The frequency of hypoglycemia reports was also significantly higher for tramadol than for all other types of opioid analgesics except methadone. In addition, the researchers did not find any hypoglycemia reports for oxymorphone, tapentadol, or dextropropoxyphene.

"It may be beneficial to monitor glucose levels when initiating tramadol or methadone in both diabetic and nondiabetic patients," the authors wrote. "Alternative opioids or nonopioid pain medications may be safer to use with patients at risk of hypoglycemia or any complications associated with hypoglycemia."

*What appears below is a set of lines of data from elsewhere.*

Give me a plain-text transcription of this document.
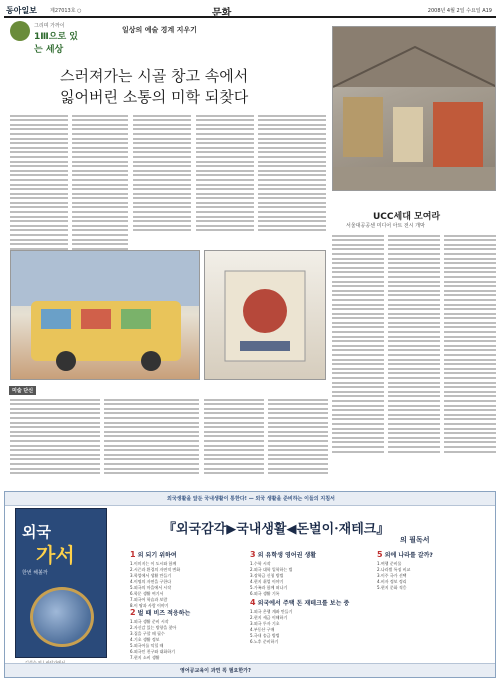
동아일보	제27013호 ○	문화	2008년 4월 2일 수요일 A19
그리며 가까이
1Ⅲ으로 있는 세상
일상의 예술 경계 지우기
스러져가는 시골 창고 속에서
잃어버린 소통의 미학 되찾다
UCC세대 모여라
서울대공공센 미디어 아트 전시 개막
미술 단신
외국생활을 앞둔 국내생활이 통한다! — 외국 생활을 준비하는 이들의 지침서
외국
가서
한번 해볼까
『외국감각▶국내생활◀돈벌이·재테크』
의 필독서
1 외 되기 위하여
1.이미지는 이 도시와 함께
2.시즌과 환경의 자연적 변화
3.학업에서 생활 만들기
4.이명의 자연을 구한다
5.외국의 마을에서 시작
6.학문 생활 여기서
7.외국어 학습과 보람
8.이 땅과 사람 이야기
2 벌 때 비즈 적응하는
1.외국 생활 준비 시작
2.자신감 있는 방향을 찾아
3.집을 구할 때 필수
4.기초 생활 정보
5.외국어를 익힐 때
6.외국인 친구와 대화하기
7.현지 소비 생활
3 외 유학생 영어권 생활
1.수학 시작
2.외국 대학 입학하는 법
3.장학금 신청 방법
4.현지 취업 이야기
5.가족과 함께 떠나기
6.외국 생활 기록
4 외국에서 주택 돈 재테크를 보는 중
1.외국 은행 계좌 만들기
2.현지 세금 이해하기
3.외국 투자 기초
4.부동산 구매
5.국내 송금 방법
6.노후 준비하기
5 외에 나라를 갈까?
1.여행 준비물
2.나라별 특징 비교
3.이주 국가 선택
4.비자 정보 정리
5.현지 문화 적응
영어공교육이 과연 꼭 필요한가?
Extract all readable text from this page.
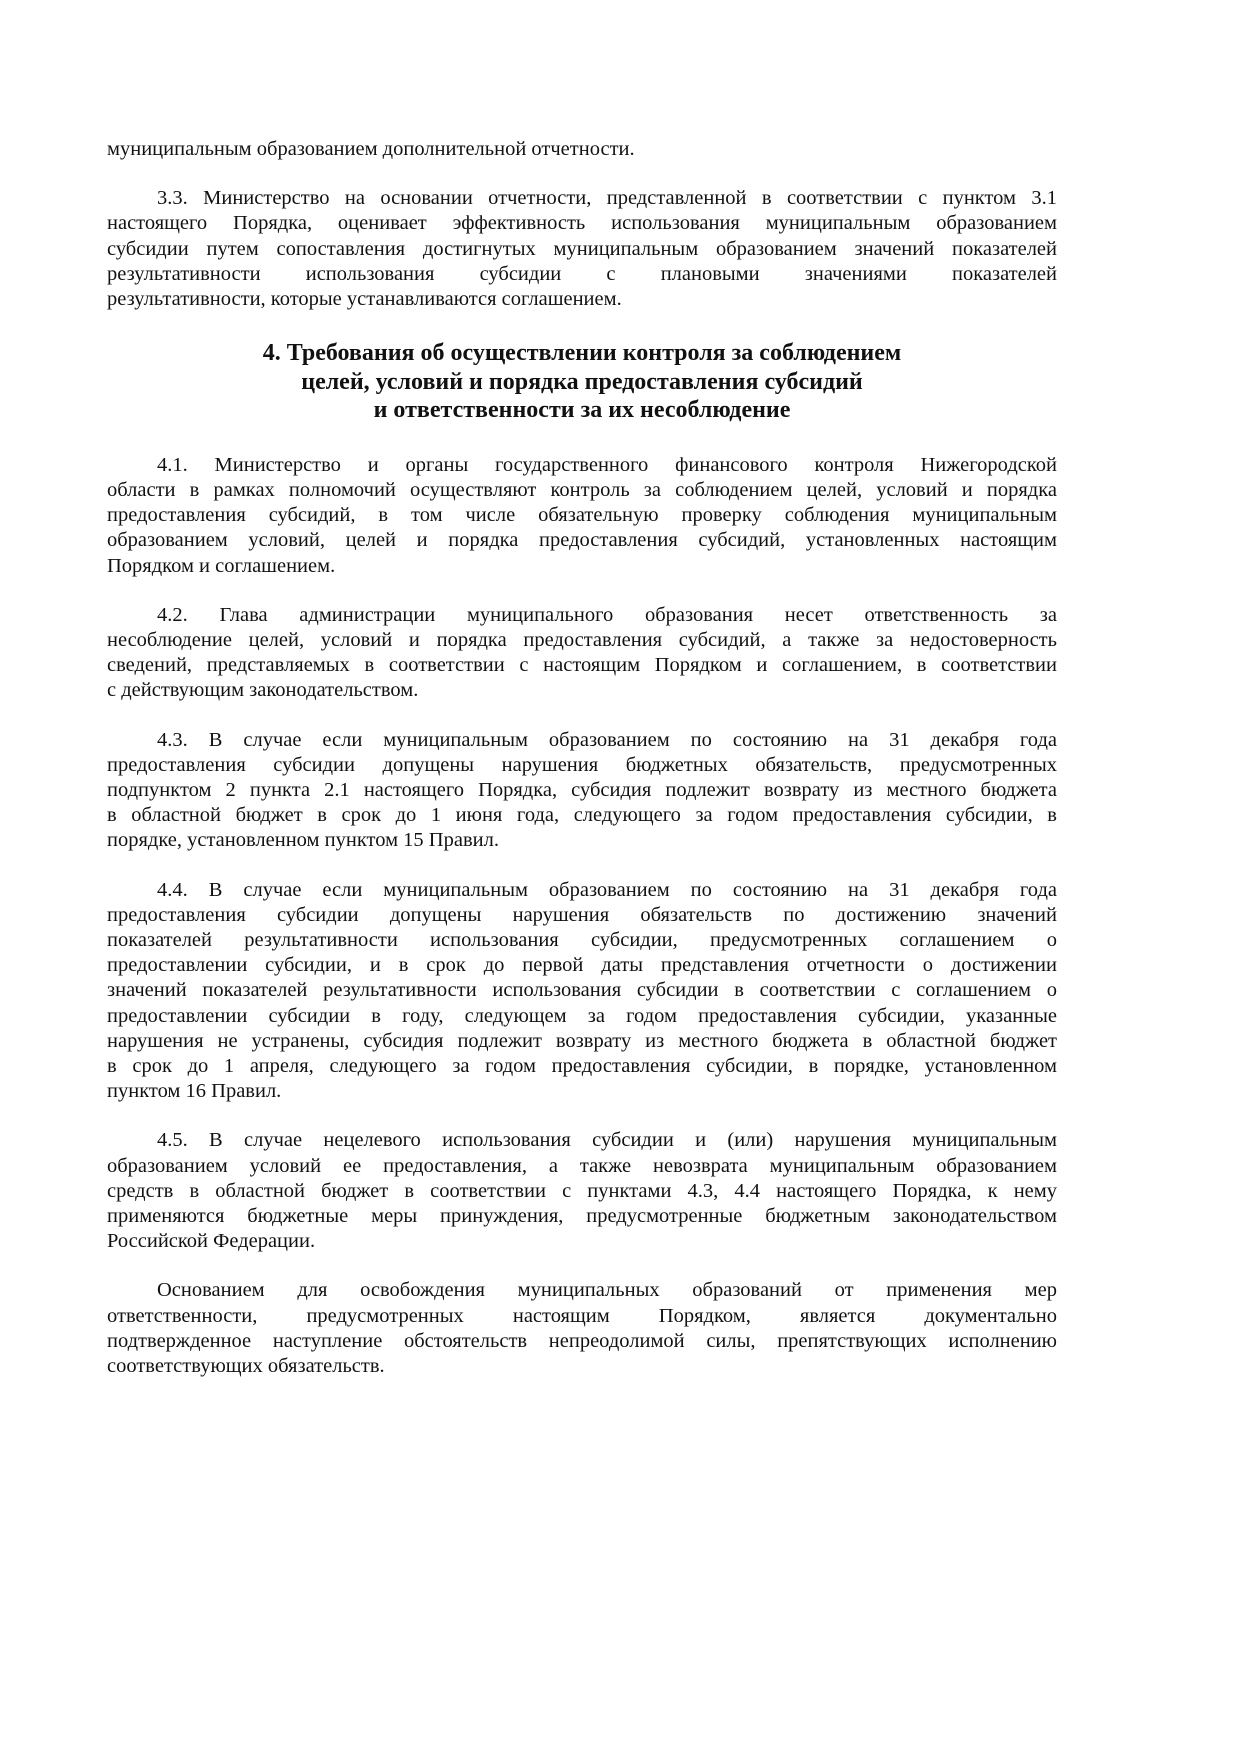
муниципальным образованием дополнительной отчетности.

3.3. Министерство на основании отчетности, представленной в соответствии с пунктом 3.1
настоящего Порядка, оценивает эффективность использования муниципальным образованием
субсидии путем сопоставления достигнутых муниципальным образованием значений показателей
результативности использования субсидии с плановыми значениями показателей
результативности, которые устанавливаются соглашением.

4. Требования об осуществлении контроля за соблюдением
целей, условий и порядка предоставления субсидий
и ответственности за их несоблюдение

4.1. Министерство и органы государственного финансового контроля Нижегородской
области в рамках полномочий осуществляют контроль за соблюдением целей, условий и порядка
предоставления субсидий, в том числе обязательную проверку соблюдения муниципальным
образованием условий, целей и порядка предоставления субсидий, установленных настоящим
Порядком и соглашением.

4.2. Глава администрации муниципального образования несет ответственность за
несоблюдение целей, условий и порядка предоставления субсидий, а также за недостоверность
сведений, представляемых в соответствии с настоящим Порядком и соглашением, в соответствии
с действующим законодательством.

4.3. В случае если муниципальным образованием по состоянию на 31 декабря года
предоставления субсидии допущены нарушения бюджетных обязательств, предусмотренных
подпунктом 2 пункта 2.1 настоящего Порядка, субсидия подлежит возврату из местного бюджета
в областной бюджет в срок до 1 июня года, следующего за годом предоставления субсидии, в
порядке, установленном пунктом 15 Правил.

4.4. В случае если муниципальным образованием по состоянию на 31 декабря года
предоставления субсидии допущены нарушения обязательств по достижению значений
показателей результативности использования субсидии, предусмотренных соглашением о
предоставлении субсидии, и в срок до первой даты представления отчетности о достижении
значений показателей результативности использования субсидии в соответствии с соглашением о
предоставлении субсидии в году, следующем за годом предоставления субсидии, указанные
нарушения не устранены, субсидия подлежит возврату из местного бюджета в областной бюджет
в срок до 1 апреля, следующего за годом предоставления субсидии, в порядке, установленном
пунктом 16 Правил.

4.5. В случае нецелевого использования субсидии и (или) нарушения муниципальным
образованием условий ее предоставления, а также невозврата муниципальным образованием
средств в областной бюджет в соответствии с пунктами 4.3, 4.4 настоящего Порядка, к нему
применяются бюджетные меры принуждения, предусмотренные бюджетным законодательством
Российской Федерации.

Основанием для освобождения муниципальных образований от применения мер
ответственности, предусмотренных настоящим Порядком, является документально
подтвержденное наступление обстоятельств непреодолимой силы, препятствующих исполнению
соответствующих обязательств.
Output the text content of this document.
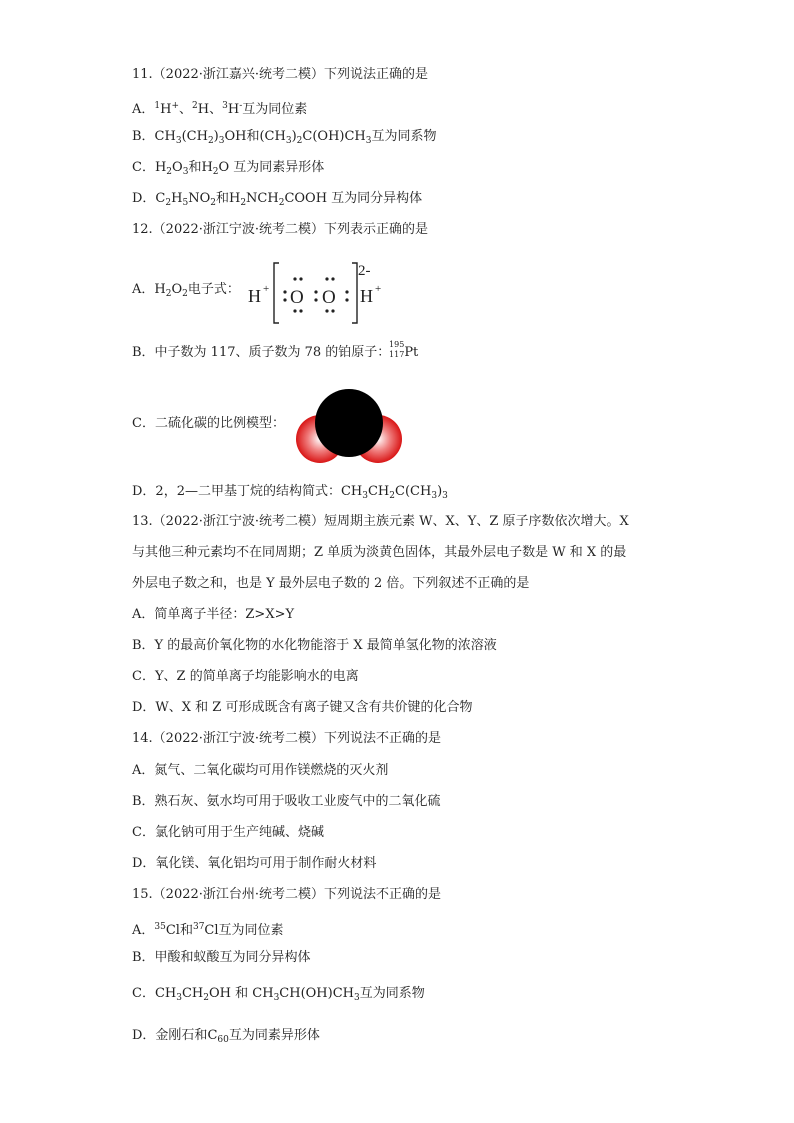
11.（2022·浙江嘉兴·统考二模）下列说法正确的是
A．$^1$H+、$^2$H、$^3$H-互为同位素
B．$CH_3(CH_2)_3OH$和$(CH_3)_2C(OH)CH_3$互为同系物
C．$H_2O_3$和$H_2O$ 互为同素异形体
D．$C_2H_5NO_2$和$H_2NCH_2COOH$ 互为同分异构体
12.（2022·浙江宁波·统考二模）下列表示正确的是
A．$H_2O_2$电子式： H + O O
2-
H +
B．中子数为 117、质子数为 78 的铂原子：
195
117 Pt
C．二硫化碳的比例模型：
D．2，2—二甲基丁烷的结构简式：$CH_3CH_2C(CH_3)_3$
13.（2022·浙江宁波·统考二模）短周期主族元素 W、X、Y、Z 原子序数依次增大。X
与其他三种元素均不在同周期；Z 单质为淡黄色固体，其最外层电子数是 W 和 X 的最
外层电子数之和，也是 Y 最外层电子数的 2 倍。下列叙述不正确的是
A．简单离子半径：Z>X>Y
B．Y 的最高价氧化物的水化物能溶于 X 最简单氢化物的浓溶液
C．Y、Z 的简单离子均能影响水的电离
D．W、X 和 Z 可形成既含有离子键又含有共价键的化合物
14.（2022·浙江宁波·统考二模）下列说法不正确的是
A．氮气、二氧化碳均可用作镁燃烧的灭火剂
B．熟石灰、氨水均可用于吸收工业废气中的二氧化硫
C．氯化钠可用于生产纯碱、烧碱
D．氧化镁、氧化铝均可用于制作耐火材料
15.（2022·浙江台州·统考二模）下列说法不正确的是
A．$^{35}$Cl和$^{37}$Cl互为同位素
B．甲酸和蚁酸互为同分异构体
C．$CH_3CH_2OH$ 和 $CH_3CH(OH)CH_3$互为同系物
D．金刚石和$C_{60}$互为同素异形体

Senior study author Ruben Abagyan, PhD, hopes the research will motivate new studies on why tramadol has an effect on blood sugar. This research is especially important because tramadol is so widely used.

"The takeaway message is to warn physicians about the likelihood of low blood sugar (and/or high insulin content), in particular, if the patient is predisposed to diabetes," Abagyan stated.